Je fais partie d’une génération qui n’a connu le mur de Berlin qu’au berceau et avait encore des barreaux au lit quand il est tombé. Nous avons d’abord connu le Che par son portrait version Korda, comme produit marketing au supermarché, avant de savoir qu’il fut un militant révolutionnaire. Castro, nous l’avons connu d’abord par la controverse, par ses détracteurs, avant de connaître son histoire. Pourtant, j’ai été plutôt agréablement surpris de lire une foule de statuts en l’honneur du dirigente cubano sur facebook.

La plupart de mes amis-facebook sont, comme moi, des enfants de l’« ère post-communiste ». Nous n’avons pas vécu, comme nos grands parents, à l’époque où Castro était un militant nationaliste cubain aux idées jeffersoniennes et un ferme opposant au dictateur Batista. Nous ne l’avons pas connu, comme nos aïeux de la génération 68, guérillero dans la Sierra Maestra, puis leader charismatique d’un Cuba passé dans le « camp communiste ».

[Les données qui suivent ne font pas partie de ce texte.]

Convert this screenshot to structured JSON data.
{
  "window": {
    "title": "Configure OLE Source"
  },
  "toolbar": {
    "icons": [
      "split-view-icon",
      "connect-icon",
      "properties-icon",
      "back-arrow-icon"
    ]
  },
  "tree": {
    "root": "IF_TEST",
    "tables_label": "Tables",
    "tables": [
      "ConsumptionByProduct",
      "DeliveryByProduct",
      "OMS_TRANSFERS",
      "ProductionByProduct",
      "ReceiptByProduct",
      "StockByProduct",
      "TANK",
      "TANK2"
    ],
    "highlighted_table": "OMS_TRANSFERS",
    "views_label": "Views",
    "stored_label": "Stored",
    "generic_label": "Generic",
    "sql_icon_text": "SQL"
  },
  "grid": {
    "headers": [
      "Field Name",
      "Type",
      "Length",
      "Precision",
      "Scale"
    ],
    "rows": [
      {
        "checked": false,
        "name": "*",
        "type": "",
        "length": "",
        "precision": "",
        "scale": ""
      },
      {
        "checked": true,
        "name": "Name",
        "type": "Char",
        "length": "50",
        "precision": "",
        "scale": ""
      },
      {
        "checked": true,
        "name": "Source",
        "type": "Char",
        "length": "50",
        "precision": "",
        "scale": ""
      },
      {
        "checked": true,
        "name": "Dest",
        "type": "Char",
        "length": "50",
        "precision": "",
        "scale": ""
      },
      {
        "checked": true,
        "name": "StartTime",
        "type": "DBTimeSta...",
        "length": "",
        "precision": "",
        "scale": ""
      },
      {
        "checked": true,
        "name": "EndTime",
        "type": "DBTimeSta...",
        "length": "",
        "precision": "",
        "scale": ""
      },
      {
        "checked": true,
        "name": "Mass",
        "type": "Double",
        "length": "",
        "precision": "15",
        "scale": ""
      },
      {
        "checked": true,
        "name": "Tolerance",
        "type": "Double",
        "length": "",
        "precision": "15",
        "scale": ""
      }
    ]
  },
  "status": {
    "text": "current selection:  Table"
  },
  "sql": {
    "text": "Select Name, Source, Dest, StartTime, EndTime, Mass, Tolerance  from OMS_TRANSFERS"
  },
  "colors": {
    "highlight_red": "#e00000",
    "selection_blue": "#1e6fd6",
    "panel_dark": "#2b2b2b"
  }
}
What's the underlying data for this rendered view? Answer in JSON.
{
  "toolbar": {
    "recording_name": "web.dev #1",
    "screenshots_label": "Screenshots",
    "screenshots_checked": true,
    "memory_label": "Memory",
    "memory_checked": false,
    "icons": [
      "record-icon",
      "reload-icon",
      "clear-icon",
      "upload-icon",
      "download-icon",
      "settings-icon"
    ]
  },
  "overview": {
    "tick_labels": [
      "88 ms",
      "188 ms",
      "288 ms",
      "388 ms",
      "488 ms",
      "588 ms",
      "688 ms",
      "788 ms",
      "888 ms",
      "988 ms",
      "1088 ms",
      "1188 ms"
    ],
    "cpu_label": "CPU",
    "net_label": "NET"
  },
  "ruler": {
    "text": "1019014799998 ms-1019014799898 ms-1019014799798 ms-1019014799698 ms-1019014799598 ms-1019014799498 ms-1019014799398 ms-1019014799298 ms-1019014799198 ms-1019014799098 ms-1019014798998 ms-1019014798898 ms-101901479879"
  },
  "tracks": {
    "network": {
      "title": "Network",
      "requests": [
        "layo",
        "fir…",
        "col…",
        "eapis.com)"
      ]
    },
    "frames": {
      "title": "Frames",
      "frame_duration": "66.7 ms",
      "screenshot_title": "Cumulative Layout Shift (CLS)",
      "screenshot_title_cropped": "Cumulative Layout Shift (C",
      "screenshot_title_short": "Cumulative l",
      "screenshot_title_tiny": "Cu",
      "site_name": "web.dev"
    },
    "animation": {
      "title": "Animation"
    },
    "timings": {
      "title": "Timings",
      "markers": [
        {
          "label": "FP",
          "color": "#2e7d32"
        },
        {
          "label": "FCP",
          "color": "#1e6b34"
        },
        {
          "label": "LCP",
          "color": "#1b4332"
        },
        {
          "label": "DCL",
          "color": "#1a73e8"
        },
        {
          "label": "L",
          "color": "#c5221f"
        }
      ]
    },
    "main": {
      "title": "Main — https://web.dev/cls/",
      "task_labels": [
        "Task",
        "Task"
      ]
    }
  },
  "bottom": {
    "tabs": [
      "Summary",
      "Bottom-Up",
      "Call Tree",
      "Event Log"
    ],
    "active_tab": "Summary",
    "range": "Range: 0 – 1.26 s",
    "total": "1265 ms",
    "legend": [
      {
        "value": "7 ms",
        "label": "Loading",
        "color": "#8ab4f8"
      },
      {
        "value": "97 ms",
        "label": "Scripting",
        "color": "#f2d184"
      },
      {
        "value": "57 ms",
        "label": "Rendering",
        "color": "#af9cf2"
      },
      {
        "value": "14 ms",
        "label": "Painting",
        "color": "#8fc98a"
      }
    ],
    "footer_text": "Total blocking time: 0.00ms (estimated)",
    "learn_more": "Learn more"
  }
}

Les hommages n’en sont pas moins multiples et formulés avec la plus grande variété de points de vue. C’est comme si la plupart de mes amis facebook, via leur engagement politique, leur fréquentation des tribunes populaires des stades, leurs origines stéphanoises ou leur militantisme syndical avaient quelque chose qui les rattachait à Fidel et à Cuba.

Tandis que beaucoup optaient pour un cordial message d’adieu, certains ont d’emblée choisi de porter une nécrologie exagérément sectaire, comme pour susciter la polémique, face à d’autres encore qui versaient peut-être un peu dans l’héroïsation, forcément toujours acritique. Les plus sages et les plus orthodoxes essayaient la synthèse, se moquant des cris de joies des « Cubains de Miami », rappelant leurs désaccords avec Castro et les limites du régime, pour porter la perspective de la défense de l’héritage de la révolution cubaine.

Pour sûr, il y a toujours un risque avec le culte des leaders qui est le ressort de la plus mauvaise propagande. Fidel et son parcours n’étaient-il pas avant tout, les produits d’une époque ? N’était-il pas au début des années 1950 plus leader nationaliste et tiers-mondiste que foncièrement communiste ? Ses rapprochements avec le PC cubain puis, plus tard avec l’URSS, n’ont-ils pas été en premier lieu des choix pragmatiques ?

Mais est-ce simplement à l’homme que l’on rend hommage ?

Le Fidel révolutionnaire a certes un côté chevaleresque, largement entretenu par toute une hagiographie et un charisme, qui peuvent susciter à eux seuls l’admiration. Mais avec ces messages pour Castro, c’est aussi à toute une époque que l’on rend hommage, et à toutes celles et ceux qui l’on faite, le fusil en bandoulière dans la forêt, ou les tracts à la main aux portes des usines.

Si Cuba parle encore, c’est peut-être aussi parce que la révolution cubaine ne laisse pas indifférent. Qu’une petite île dévastée par les Espagnols avant de l’être à nouveau par les Yankees, parvienne à tenir tête à la première puissance mondiale à une poignée de miles nautiques de ses côtes, cela semble encore aujourd’hui improbable, et plus relever du récit biblique de David et Goliath que de la Realpolitik de la guerre froide. C’est ce « miracle cubain » qui a fait que Fidel est le dernier dirigent d’une révolution du XXe siècle à s’éteindre, et l’un des rares, sinon le seul à mourir dans son lit, n’en déplaise à la CIA. C’est un peu tout cela qui s’exprime par bribes, citations ou aphorismes.

La veille du second tour des primaires de la droite, dans une période où les discours et les programmes les plus réactionnaires dominent les esprits d’une façon assez angoissante, de voir que tant d’amis, avec lesquels je n’ai plus parlé depuis longtemps -ou que je n’aurais jamais soupçonné de sympathie pour le communisme- rendent hommage à Castro m’a quelque peu rassuré. J’ai été rassuré sur le fait que l’idée de révolution, parce que c’est surtout cela qui s’exprime derrière Fidel - beaucoup plus qu’une adhésion à son action politique à la tête de Cuba- que cette idée de révolution, est encore bien vivante et que l’on aurait tort de se croire seuls.